Boyle's Law (pressure and volume) $p_1 V_1 = p_2 V_2$ For a fixed mass of gas at constant temperature, pressure is inversely proportional to volume. Use when a gas is compressed or expanded without any change in temperature.
Kelvin temperature conversion $T_K = \theta_C + 273$ Converts a Celsius temperature $\theta_C$ to the absolute (Kelvin) scale. Always convert to kelvin before substituting a temperature into a gas-law ratio.
Specific heat capacity equation $\Delta E = m c \Delta\theta$ Energy to change the temperature of mass $m$ by $\Delta\theta$ with no change of state. Here $c$ is the specific heat capacity in J/(kg·°C).
Specific latent heat equation $E = m L$ Energy to change the state of mass $m$ at constant temperature. $L$ is the specific latent heat (of fusion for melting and freezing, of vaporisation for boiling and condensing).

Key concepts: **Conduction**: Conduction is the transfer of thermal energy through a material without the material itself moving. Particles at the hot end vibrate more and pass energy to their neighbours through collisions. Metals also conduct through a sea of *free electrons*, which makes them the best conductors., **Convection**: Convection is the transfer of thermal energy through a *fluid* (a liquid or a gas) by the bulk movement of the fluid. Warmer fluid expands, becomes less dense and rises, while cooler, denser fluid sinks to replace it. Convection cannot occur in a solid or a vacuum., **Particle model of matter**: All matter is made of particles in constant motion. In a *solid* the particles vibrate about fixed positions in a regular lattice; in a *liquid* they are still close together but free to move past one another; in a *gas* they are far apart and move rapidly in all directions, filling the container., **Thermal radiation**: Thermal radiation is the transfer of thermal energy as *infrared* electromagnetic waves. It needs no medium, so it can travel through a vacuum, which is how energy from the Sun reaches the Earth. Every object above absolute zero emits thermal radiation.

Waves

Critical angle $\sin c = \dfrac{1}{n}$ Gives the critical angle $c$ for a ray inside a medium of refractive index $n$. At an angle of incidence greater than $c$ the ray is totally internally reflected.
Refractive index $n = \dfrac{\sin i}{\sin r}$ Refractive index of a medium from the angle of incidence $i$ in air and the angle of refraction $r$ in the medium. A larger $n$ means light slows more and bends more.
Wave equation $v = f\lambda$ Wave speed equals frequency times wavelength. Use for any wave to find one quantity from the other two; $v$ in m/s, $f$ in Hz, $\lambda$ in m.

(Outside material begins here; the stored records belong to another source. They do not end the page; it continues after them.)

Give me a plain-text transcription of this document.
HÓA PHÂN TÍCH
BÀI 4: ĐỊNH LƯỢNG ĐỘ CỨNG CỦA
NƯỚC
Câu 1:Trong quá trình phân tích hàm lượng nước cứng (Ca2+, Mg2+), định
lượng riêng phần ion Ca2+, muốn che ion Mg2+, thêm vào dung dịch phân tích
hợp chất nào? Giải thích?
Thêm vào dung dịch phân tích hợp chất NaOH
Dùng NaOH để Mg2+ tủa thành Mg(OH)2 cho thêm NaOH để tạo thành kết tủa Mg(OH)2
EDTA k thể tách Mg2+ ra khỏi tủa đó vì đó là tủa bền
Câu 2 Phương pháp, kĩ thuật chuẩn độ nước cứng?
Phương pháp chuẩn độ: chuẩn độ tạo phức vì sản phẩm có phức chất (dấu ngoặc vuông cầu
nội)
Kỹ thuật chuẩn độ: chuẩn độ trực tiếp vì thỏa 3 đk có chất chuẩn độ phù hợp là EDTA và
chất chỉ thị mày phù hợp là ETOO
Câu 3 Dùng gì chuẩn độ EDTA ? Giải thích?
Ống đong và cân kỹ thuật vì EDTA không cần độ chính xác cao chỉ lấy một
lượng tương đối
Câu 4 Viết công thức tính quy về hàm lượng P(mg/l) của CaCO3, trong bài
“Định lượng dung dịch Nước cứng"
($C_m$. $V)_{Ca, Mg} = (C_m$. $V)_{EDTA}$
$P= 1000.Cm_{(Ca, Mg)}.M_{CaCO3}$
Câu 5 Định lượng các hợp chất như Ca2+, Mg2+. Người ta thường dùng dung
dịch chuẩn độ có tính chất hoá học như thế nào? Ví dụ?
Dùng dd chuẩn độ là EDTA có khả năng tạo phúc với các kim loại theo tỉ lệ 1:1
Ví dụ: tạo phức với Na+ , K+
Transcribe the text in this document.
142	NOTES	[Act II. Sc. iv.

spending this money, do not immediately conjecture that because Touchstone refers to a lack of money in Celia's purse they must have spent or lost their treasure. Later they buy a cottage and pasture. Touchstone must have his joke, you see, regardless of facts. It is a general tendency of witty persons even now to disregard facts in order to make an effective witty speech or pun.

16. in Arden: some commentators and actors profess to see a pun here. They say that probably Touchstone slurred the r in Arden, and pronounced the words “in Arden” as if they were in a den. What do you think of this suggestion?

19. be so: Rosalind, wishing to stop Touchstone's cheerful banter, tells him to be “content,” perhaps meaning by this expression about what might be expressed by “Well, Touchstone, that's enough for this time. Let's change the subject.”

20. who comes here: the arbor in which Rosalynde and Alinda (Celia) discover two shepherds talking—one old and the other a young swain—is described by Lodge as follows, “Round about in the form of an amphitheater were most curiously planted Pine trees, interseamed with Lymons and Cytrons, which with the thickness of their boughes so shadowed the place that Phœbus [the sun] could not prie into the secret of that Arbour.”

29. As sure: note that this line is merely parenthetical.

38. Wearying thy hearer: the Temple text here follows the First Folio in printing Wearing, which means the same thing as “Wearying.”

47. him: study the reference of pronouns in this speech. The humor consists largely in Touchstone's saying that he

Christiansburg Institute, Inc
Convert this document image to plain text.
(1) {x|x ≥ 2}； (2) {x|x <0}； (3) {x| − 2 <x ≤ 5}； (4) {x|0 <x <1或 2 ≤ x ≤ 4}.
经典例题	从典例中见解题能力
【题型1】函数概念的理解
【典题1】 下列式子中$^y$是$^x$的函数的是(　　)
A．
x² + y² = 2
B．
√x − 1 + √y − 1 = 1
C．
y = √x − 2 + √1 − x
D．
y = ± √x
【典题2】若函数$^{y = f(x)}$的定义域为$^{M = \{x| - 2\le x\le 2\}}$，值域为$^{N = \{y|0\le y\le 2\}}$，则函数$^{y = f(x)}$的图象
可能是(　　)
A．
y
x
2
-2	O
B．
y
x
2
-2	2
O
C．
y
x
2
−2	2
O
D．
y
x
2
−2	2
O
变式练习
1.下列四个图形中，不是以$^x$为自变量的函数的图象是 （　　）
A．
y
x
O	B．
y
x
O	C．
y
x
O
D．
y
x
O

Key concepts: **Converging and diverging lenses**: A *converging* (convex) lens bends parallel rays inward to meet at the *principal focus*, a distance equal to the focal length $f$ from the lens. A *diverging* (concave) lens spreads parallel rays apart so they appear to come from a focus on the same side., **Law of reflection and the plane-mirror image**: The angle of incidence equals the angle of reflection, both measured from the *normal*. The image in a plane mirror is the same size as the object, as far behind the mirror as the object is in front, upright, laterally inverted and *virtual*., **Order of the electromagnetic spectrum**: In order of increasing frequency and decreasing wavelength the regions are radio, microwave, infrared, visible, ultraviolet, X-rays and gamma. All electromagnetic waves are transverse and travel through a vacuum at the same speed, $3.0 \times 10^8$ m/s., **Sound as a longitudinal wave**: Sound is a *longitudinal* wave of compressions and rarefactions produced by a vibrating source. It needs a medium, so it cannot travel through a vacuum, and it travels fastest in solids, slower in liquids and slowest in gases., **Transverse and longitudinal waves**: A wave transfers *energy* from place to place without transferring matter. In a *transverse* wave the vibration is at right angles to the direction of travel, as in light and water ripples; in a *longitudinal* wave the vibration is along the direction of travel, as in sound.